Leia a edição de Dezembro/25 da Revista E na íntegra
POR RODRIGO GARCIA LOPES
ILUSTRAÇÃO CARCARAH
Sextina*: A Tradutora
Ela andava pelo château como um fantasma.
Havia terminado de traduzir o livro
E o perdera. Ela o deixara junto às flores secas,
Em cima do dicionário na janela.
Foi quando sua imagem, no espelho, reapareceu
E a sala encheu-se de relâmpagos.
Esperou um pouco. Mais relâmpagos
Lhe deram o aspecto de uma fantasma
Enquanto contemplava a janela.
Ela serviu-se de vinho branco.

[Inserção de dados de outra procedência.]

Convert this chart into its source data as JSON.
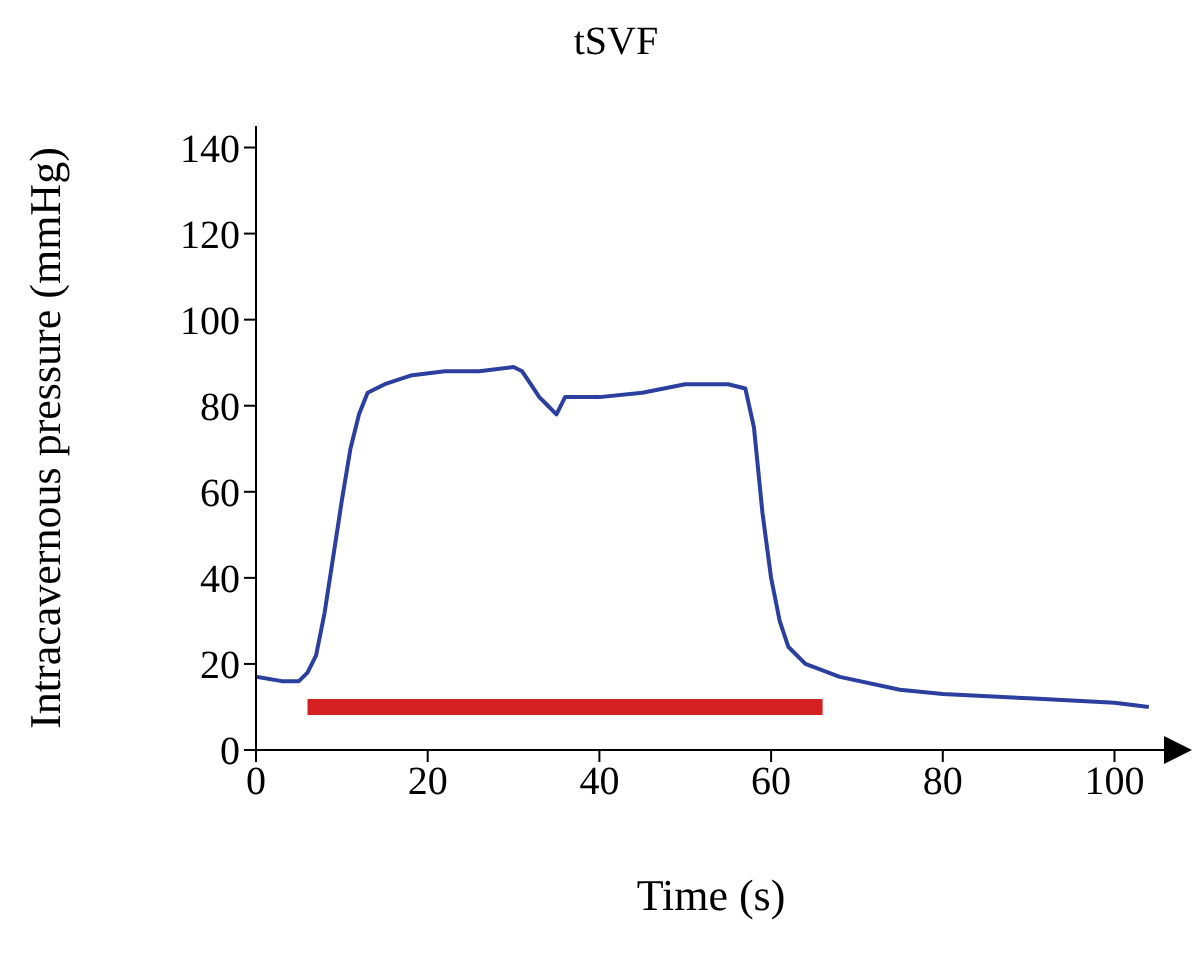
{
  "chart_data": {
    "type": "line",
    "title": "tSVF",
    "xlabel": "Time (s)",
    "ylabel": "Intracavernous pressure (mmHg)",
    "xlim": [
      0,
      106
    ],
    "xticks": [
      0,
      20,
      40,
      60,
      80,
      100
    ],
    "ylim": [
      0,
      145
    ],
    "yticks": [
      0,
      20,
      40,
      60,
      80,
      100,
      120,
      140
    ],
    "grid": false,
    "marker": "none",
    "line_style": "solid",
    "series": [
      {
        "color": "#2b3f9e",
        "x": [
          0,
          3,
          5,
          6,
          7,
          8,
          9,
          10,
          11,
          12,
          13,
          15,
          18,
          22,
          26,
          30,
          31,
          32,
          33,
          34,
          35,
          36,
          40,
          45,
          50,
          55,
          57,
          58,
          59,
          60,
          61,
          62,
          64,
          68,
          75,
          80,
          90,
          100,
          104
        ],
        "values": [
          17,
          16,
          16,
          18,
          22,
          32,
          45,
          58,
          70,
          78,
          83,
          85,
          87,
          88,
          88,
          89,
          88,
          85,
          82,
          80,
          78,
          82,
          82,
          83,
          85,
          85,
          84,
          75,
          55,
          40,
          30,
          24,
          20,
          17,
          14,
          13,
          12,
          11,
          10
        ]
      },
      {
        "type": "line",
        "color": "#d42020",
        "x": [
          6,
          66
        ],
        "values": [
          10,
          10
        ]
      }
    ]
  }
}
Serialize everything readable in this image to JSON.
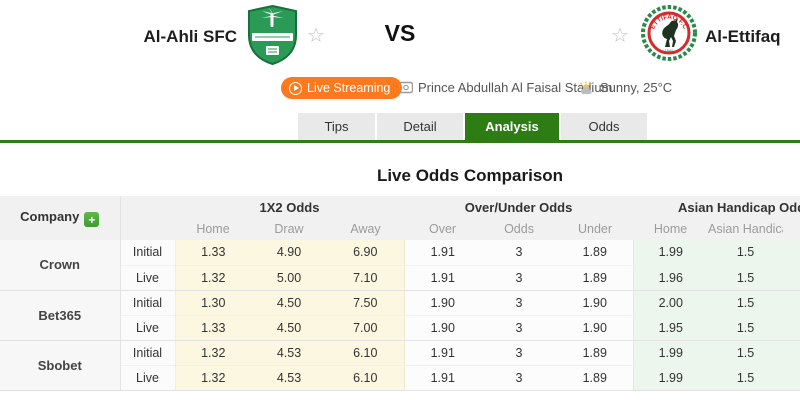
{
  "header": {
    "home_team": {
      "name": "Al-Ahli SFC"
    },
    "away_team": {
      "name": "Al-Ettifaq"
    },
    "vs_label": "VS",
    "live_streaming_label": "Live Streaming",
    "stadium": "Prince Abdullah Al Faisal Stadium",
    "weather": "Sunny, 25°C"
  },
  "tabs": [
    {
      "label": "Tips",
      "active": false
    },
    {
      "label": "Detail",
      "active": false
    },
    {
      "label": "Analysis",
      "active": true
    },
    {
      "label": "Odds",
      "active": false
    }
  ],
  "section": {
    "title": "Live Odds Comparison"
  },
  "odds_table": {
    "company_header": "Company",
    "add_company_label": "+",
    "groups": [
      {
        "label": "1X2 Odds",
        "columns": [
          "Home",
          "Draw",
          "Away"
        ]
      },
      {
        "label": "Over/Under Odds",
        "columns": [
          "Over",
          "Odds",
          "Under"
        ]
      },
      {
        "label": "Asian Handicap Odds",
        "columns": [
          "Home",
          "Asian Handicap"
        ]
      }
    ],
    "companies": [
      {
        "name": "Crown",
        "rows": [
          {
            "type": "Initial",
            "x12": [
              "1.33",
              "4.90",
              "6.90"
            ],
            "ou": [
              "1.91",
              "3",
              "1.89"
            ],
            "ah": [
              "1.99",
              "1.5"
            ]
          },
          {
            "type": "Live",
            "x12": [
              "1.32",
              "5.00",
              "7.10"
            ],
            "ou": [
              "1.91",
              "3",
              "1.89"
            ],
            "ah": [
              "1.96",
              "1.5"
            ]
          }
        ]
      },
      {
        "name": "Bet365",
        "rows": [
          {
            "type": "Initial",
            "x12": [
              "1.30",
              "4.50",
              "7.50"
            ],
            "ou": [
              "1.90",
              "3",
              "1.90"
            ],
            "ah": [
              "2.00",
              "1.5"
            ]
          },
          {
            "type": "Live",
            "x12": [
              "1.33",
              "4.50",
              "7.00"
            ],
            "ou": [
              "1.90",
              "3",
              "1.90"
            ],
            "ah": [
              "1.95",
              "1.5"
            ]
          }
        ]
      },
      {
        "name": "Sbobet",
        "rows": [
          {
            "type": "Initial",
            "x12": [
              "1.32",
              "4.53",
              "6.10"
            ],
            "ou": [
              "1.91",
              "3",
              "1.89"
            ],
            "ah": [
              "1.99",
              "1.5"
            ]
          },
          {
            "type": "Live",
            "x12": [
              "1.32",
              "4.53",
              "6.10"
            ],
            "ou": [
              "1.91",
              "3",
              "1.89"
            ],
            "ah": [
              "1.99",
              "1.5"
            ]
          }
        ]
      }
    ]
  },
  "colors": {
    "accent_green": "#2e7d14",
    "accent_orange": "#fb7a1e",
    "cell_yellow": "#fcf7e1",
    "cell_green": "#ecf6ec",
    "header_gray": "#f1f1f1"
  }
}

Tudo pareceu
Exatamente uma das cenas do livro
Que ela traduzira: Flores Secas
(Seus personagens pitorescos, suas vidas secas).

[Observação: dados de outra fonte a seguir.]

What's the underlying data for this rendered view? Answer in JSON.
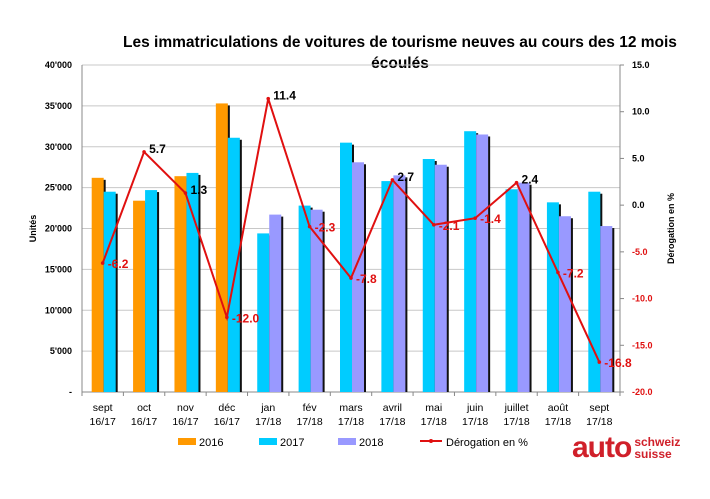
{
  "chart_data": {
    "type": "bar",
    "title": "Les immatriculations de voitures de tourisme neuves au cours des 12 mois écoulés",
    "ylabel": "Unités",
    "y2label": "Dérogation en %",
    "ylim": [
      0,
      40000
    ],
    "y2lim": [
      -20,
      15
    ],
    "yticks": [
      "-",
      "5'000",
      "10'000",
      "15'000",
      "20'000",
      "25'000",
      "30'000",
      "35'000",
      "40'000"
    ],
    "y2ticks": [
      "-20.0",
      "-15.0",
      "-10.0",
      "-5.0",
      "0.0",
      "5.0",
      "10.0",
      "15.0"
    ],
    "grid": true,
    "legend": "bottom",
    "categories": [
      [
        "sept",
        "16/17"
      ],
      [
        "oct",
        "16/17"
      ],
      [
        "nov",
        "16/17"
      ],
      [
        "déc",
        "16/17"
      ],
      [
        "jan",
        "17/18"
      ],
      [
        "fév",
        "17/18"
      ],
      [
        "mars",
        "17/18"
      ],
      [
        "avril",
        "17/18"
      ],
      [
        "mai",
        "17/18"
      ],
      [
        "juin",
        "17/18"
      ],
      [
        "juillet",
        "17/18"
      ],
      [
        "août",
        "17/18"
      ],
      [
        "sept",
        "17/18"
      ]
    ],
    "series": [
      {
        "name": "2016",
        "type": "bar",
        "color": "#ff9900",
        "values": [
          26200,
          23400,
          26400,
          35300,
          null,
          null,
          null,
          null,
          null,
          null,
          null,
          null,
          null
        ]
      },
      {
        "name": "2017",
        "type": "bar",
        "color": "#00ccff",
        "values": [
          24500,
          24700,
          26800,
          31100,
          19400,
          22800,
          30500,
          25800,
          28500,
          31900,
          24800,
          23200,
          24500
        ]
      },
      {
        "name": "2018",
        "type": "bar",
        "color": "#9999ff",
        "values": [
          null,
          null,
          null,
          null,
          21700,
          22300,
          28100,
          26500,
          27800,
          31500,
          25600,
          21500,
          20300
        ]
      },
      {
        "name": "Dérogation en %",
        "type": "line",
        "axis": "right",
        "color": "#e01010",
        "values": [
          -6.2,
          5.7,
          1.3,
          -12.0,
          11.4,
          -2.3,
          -7.8,
          2.7,
          -2.1,
          -1.4,
          2.4,
          -7.2,
          -16.8
        ],
        "labels": [
          "-6.2",
          "5.7",
          "1.3",
          "-12.0",
          "11.4",
          "-2.3",
          "-7.8",
          "2.7",
          "-2.1",
          "-1.4",
          "2.4",
          "-7.2",
          "-16.8"
        ]
      }
    ]
  },
  "logo": {
    "main": "auto",
    "line1": "schweiz",
    "line2": "suisse"
  }
}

No devaneio, até se esquecera dos relâmpagos
Quando Blanche Durée apareceu,
Puro osso, branca como a página do livro
Que ela ainda não escreveu, fantasma
Folgada, sorrindo, pairando na janela.
“Palavras”, disse a autora, “não são janelas.
Você deixou as minhas veias secas,
Não foi nada fiel ao traduzir meu livro.
Agora não passo de uma reles fantasma,
Tão fugaz e real quanto esses relâmpagos
Ou a lua nos Alpes que, mais cedo, apareceu”.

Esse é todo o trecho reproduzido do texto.